Besides, it requires extensive floor preparation and labour to install; hence, it’s quite expensive. On the positive side, however, it doesn’t require a subfloor. It’s also the most moisture-resistant flooring option available. It comes with unlimited possibilities of patterns and colour.
Option #4: Carpets
A wall-to-wall carpet is also known as broadloom. It’s the least expensive basement flooring option. Carpets are flexible and work with diverse sub-floor textured surfaces. They are warmer and softer than other hard surfaces. Besides, they are safe to use on steps. However, they are quick to wear and tear. They, therefore, need to be frequently replaced. They also get dirty easily and are not easy to clean.
They are not recommended for moist environments due to mildew, mould and dust mites unless the carpet comes with a moisture barrier. A major advantage of carpets is their affordability and ability to camouflage uneven sub-floors.
Option #5: Rubber Flooring
This thick, interlocking shock-absorbent, waterproof rubber basement flooring is ideal for a basement gym. They are easy to install and uninstall, especially during regular maintenance. Their thickness camouflages sub-floor imperfections. They mostly come in black or black with flecks. Hence, you can come up with various patterns, although they’re a bit dark.
For babies and little kids, you can use soft rubber foam tiles to make the floor warm and soft. They are easy to remove and dry out in case of flooding. Due to their weight, they’re expensive to ship, and because they mainly come in dark colours, they tend to darken the rooms where they are installed.
Option #6: Carpet Tiles
Carpet tiles differ from broadloom carpets. Due to their composition and backing, they absorb less moisture. In the case of dirt, wear-and-tear, they are easy to replace. You can replace individual tiles as opposed to replacing the whole carpeted area. They feature a wide range of colours and patterns, which help create different environments; some can even camouflage dirt. Since they are hard, you would be forgiven to confuse them with a hard surface.
While a broadloom carpet can be used on stairs, carpet tiles cannot. Besides, carpet tiles are more expensive than broadloom carpets, but they are cheaper than other basement flooring options. They, however, have a short lifespan, especially when installing in moist environments due to the wear-and-tear of their pressure-sensitive adhesive.

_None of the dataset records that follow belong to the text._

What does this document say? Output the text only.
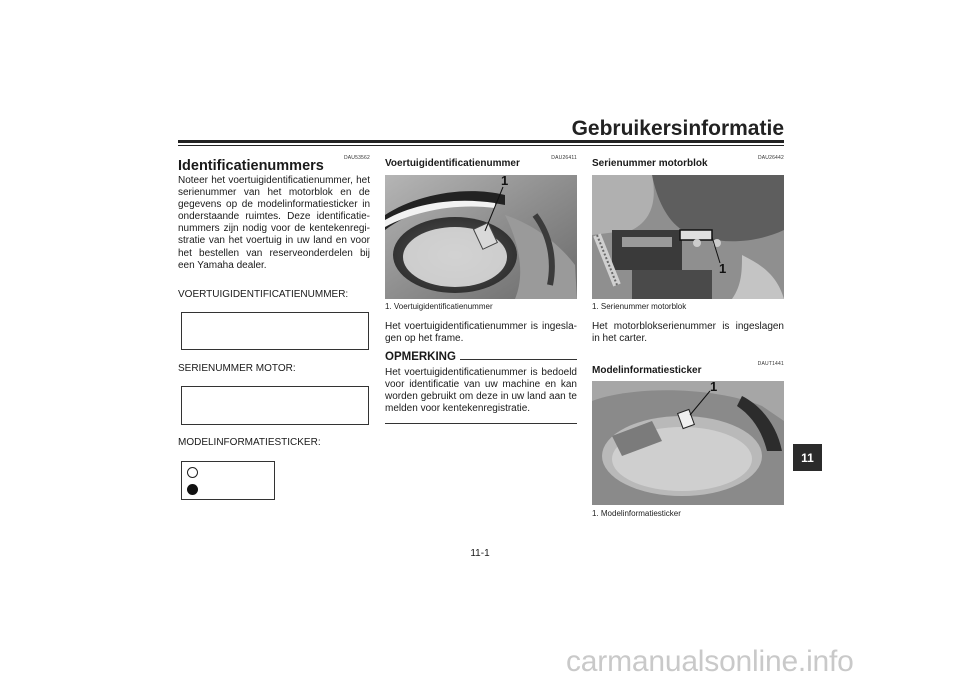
Gebruikersinformatie
DAU53562
Identificatienummers
Noteer het voertuigidentificatienummer, het serienummer van het motorblok en de gegevens op de modelinformatiesticker in onderstaande ruimtes. Deze identificatie-nummers zijn nodig voor de kentekenregi-stratie van het voertuig in uw land en voor het bestellen van reserveonderdelen bij een Yamaha dealer.
VOERTUIGIDENTIFICATIENUMMER:
SERIENUMMER MOTOR:
MODELINFORMATIESTICKER:
DAU26411
Voertuigidentificatienummer
1
1. Voertuigidentificatienummer
Het voertuigidentificatienummer is ingesla-gen op het frame.
OPMERKING
Het voertuigidentificatienummer is bedoeld voor identificatie van uw machine en kan worden gebruikt om deze in uw land aan te melden voor kentekenregistratie.
DAU26442
Serienummer motorblok
1
1. Serienummer motorblok
Het motorblokserienummer is ingeslagen in het carter.
DAUT1441
Modelinformatiesticker
1
1. Modelinformatiesticker
11
11-1
carmanualsonline.info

The best basement flooring option is a combination of various factors. Before settling on one, consider your budget, both from a short- and long-time perspective. There are many trade-offs; hence, you need to decide what your top priorities are. For example, carpets are less-expensive than resilient flooring surfaces. However, they may cost you more since they frequently need to be replaced.